Technical wheel locating pins

Currently reading:
Technical wheel locating pins

bazo

New member
Joined
Sep 18, 2013
Messages
16
Points
3
Hi all,

Having difficulty finding wheel locating pins for the rear drums of a 96 ducato Hymer motorhome. You know the ones that the wheel sits onto before you attach the wheel with the main five wheel bolts. Any suppliers out there..mine have been rounded off and are getting harder and harder to loosen each time I have to remove the rear drum.

Thanks guys,
Tony
 
May I suggest the larger locating rod that screws into the wheel bolt holes. I have one of these for my Coop. An easy option, wheel slips over the long rod while you do up the other bolts. Last time I looked, about six quid from fleabay.
 
Tony. Do you need them? If you fitted after market alloys they would have to be removed to fit the wheels.


Mike
Searching the Ducato forum for information about the wheel locating pins, I found this thread and Taffy's question as to whether they're needed goes to the heart of my question. I rotated the wheels on my second-third-or-maybe-fifth-hand 2008-9 low roof Ducato but was unable to refit 3 of the four with two locating pins in place on each of the wheels. So I removed a pin from the three recalcitrants and was able to complete the job, seemingly with all well.
But I'm nervous: are two wheel locating pins per wheel necessary?
Does my having removed three out of four of them such that those three wheels each have a single locating pin, now, where each of those three wheels had two locating pins before I went to work on them give me cause to have a professional tyre fitter remedy the situation?
 
Searching the Ducato forum for information about the wheel locating pins, I found this thread and Taffy's question as to whether they're needed goes to the heart of my question. I rotated the wheels on my second-third-or-maybe-fifth-hand 2008-9 low roof Ducato but was unable to refit 3 of the four with two locating pins in place on each of the wheels. So I removed a pin from the three recalcitrants and was able to complete the job, seemingly with all well.
But I'm nervous: are two wheel locating pins per wheel necessary?
Does my having removed three out of four of them such that those three wheels each have a single locating pin, now, where each of those three wheels had two locating pins before I went to work on them give me cause to have a professional tyre fitter remedy the situation?

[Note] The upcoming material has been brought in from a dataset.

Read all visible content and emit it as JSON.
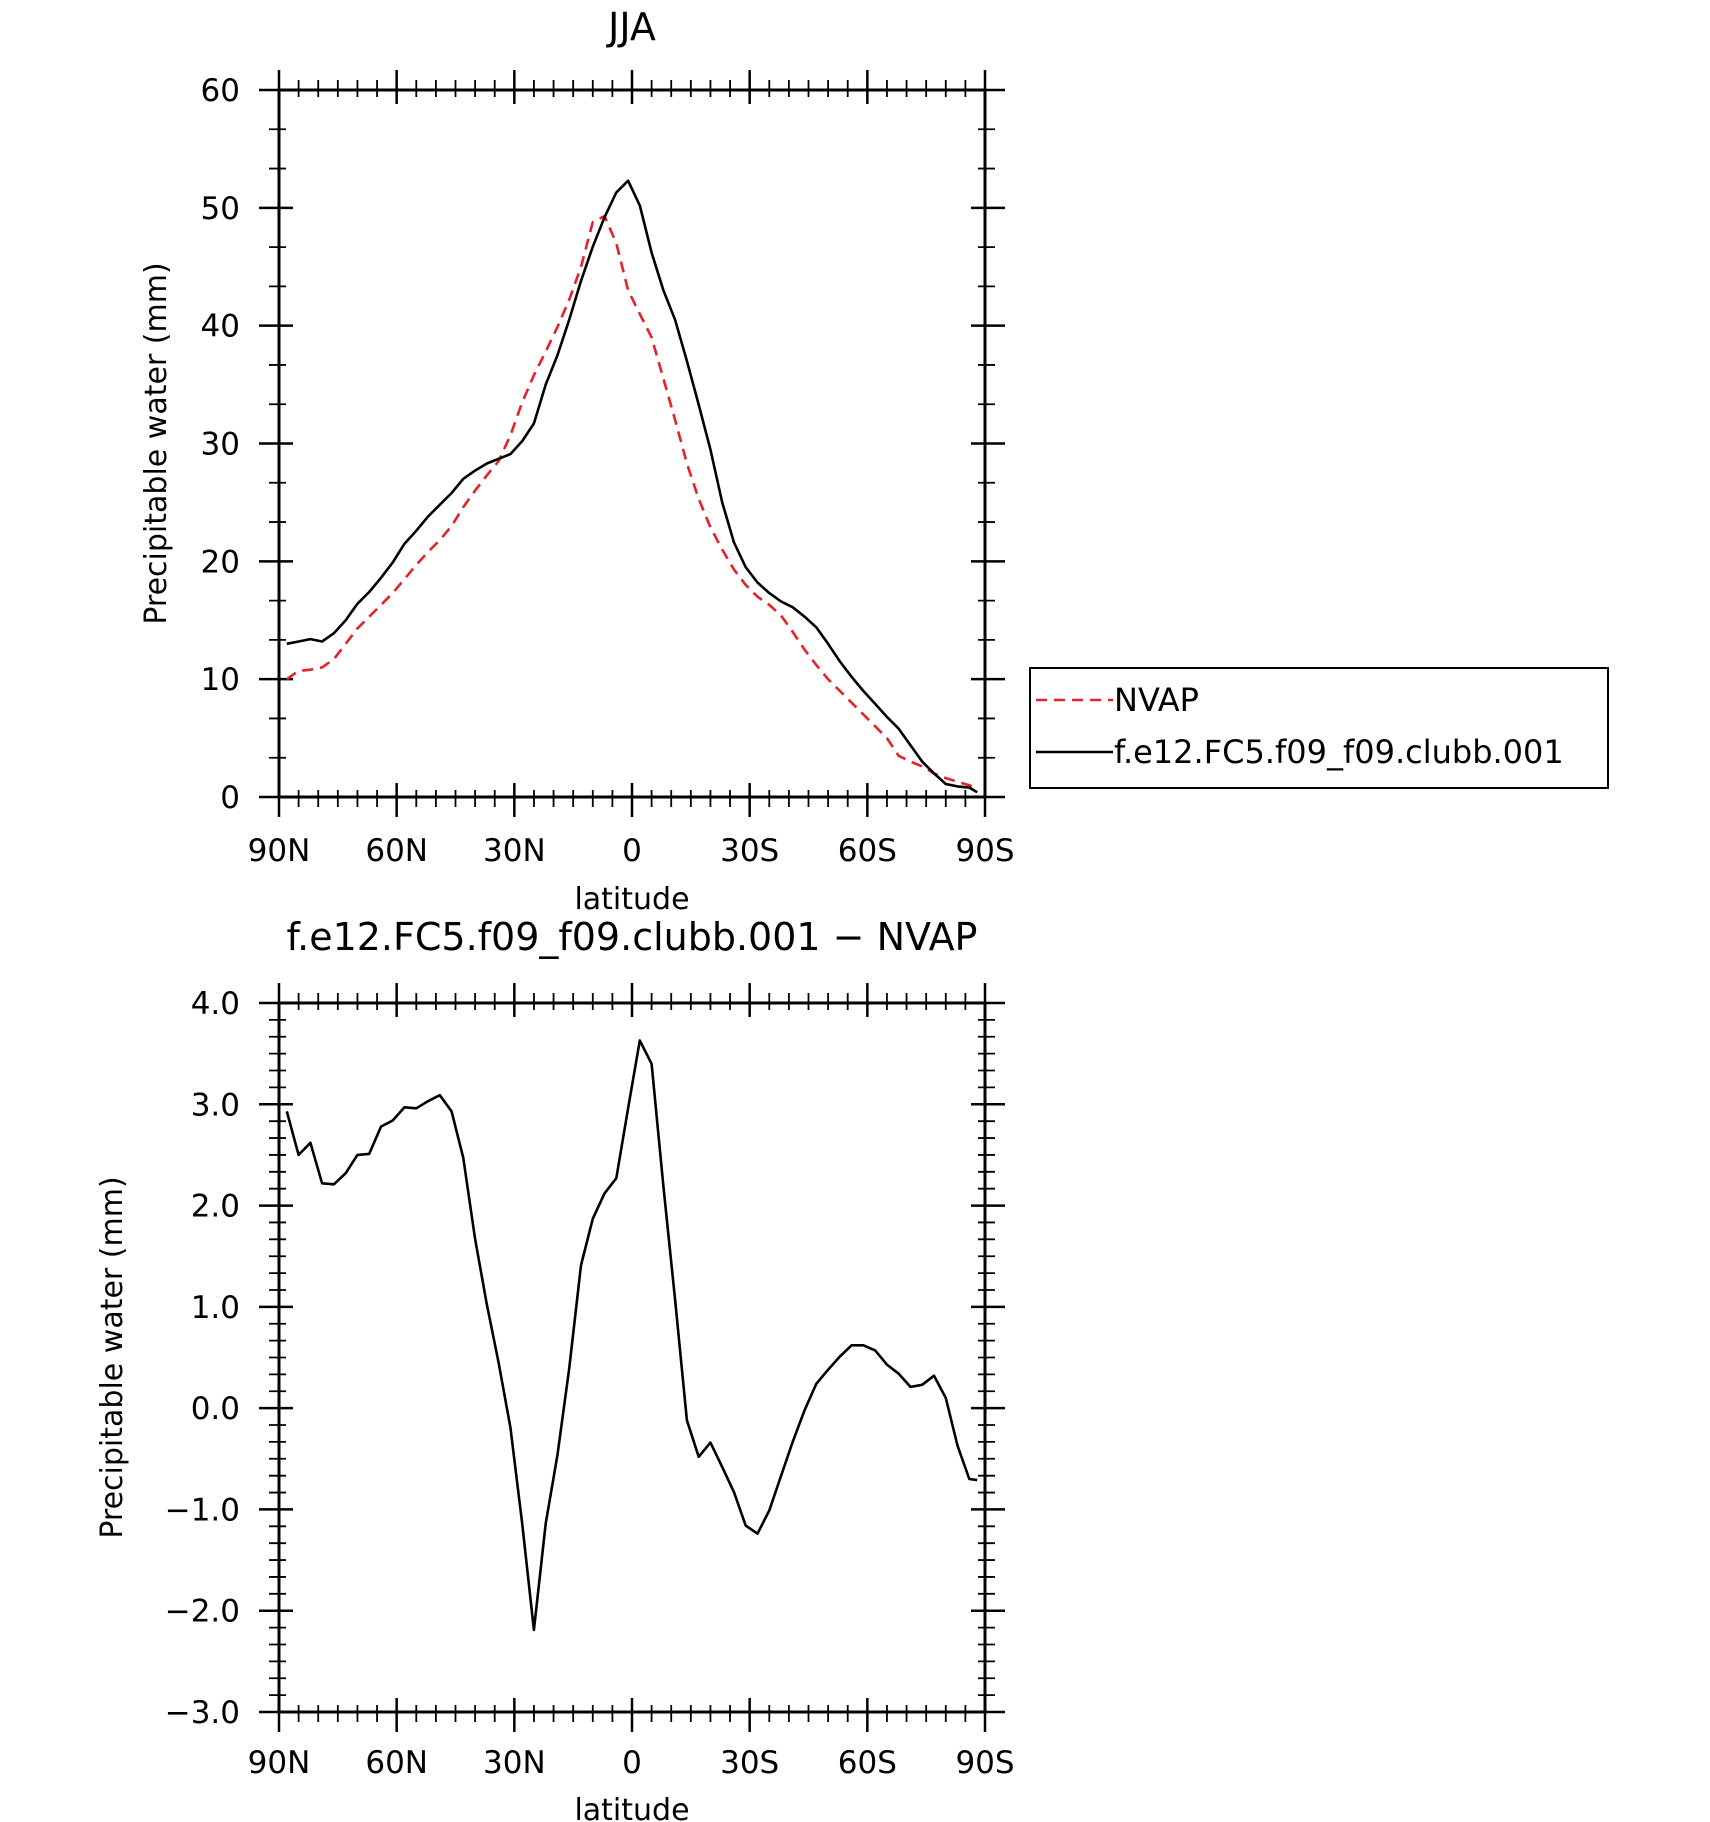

Once the wheel studs are snugged down properly the locating pins aren't doing anything. Lots of cars don't have them. jimbos suggestion of a larger pin is the way vw do it on a lot of cars its much easier. You could cut the head off a partially threaded bolt to make one.
 
  • Thanks
Reactions: pgh
Once the wheel studs are snugged down properly the locating pins aren't doing anything. Lots of cars don't have them. jimbos suggestion of a larger pin is the way vw do it on a lot of cars its much easier. You could cut the head off a partially threaded bolt to make one.
Thanks, Corcai, for confirming what I'd inferred from taffybloke. I appreciate it.
 
May I suggest the larger locating rod that screws into the wheel bolt holes. I have one of these for my Coop. An easy option, wheel slips over the long rod while you do up the other bolts. Last time I looked, about six quid from fleabay.

Bit late,,, but. I would like something to hang the wheel of my duc based moho on while setting wheels for re fixing. They are so heavy its a pig of a job! Was going to adapt a wheel bolt, but does some one make one ready to go?
 
I too bought 2 of 16mm X 1.5mm pitch, 140mm long part threaded bolts (strictly speaking, they are not bolts but set screws!) for less than a fiver. I will grind down the heads and round off, maybe put a screwdriver slot in them, so these should do the job.
 
I too bought 2 of 16mm X 1.5mm pitch, 140mm long part threaded bolts (strictly speaking, they are not bolts but set screws!) for less than a fiver. I will grind down the heads and round off, maybe put a screwdriver slot in them, so these should do the job.


What a mugI is! They are actually BOLTS and not SETSCREWS.Nitpicking. I shoulda known better! But they will do the job well once the heads are off and the ends rounded, smoothed and slotted.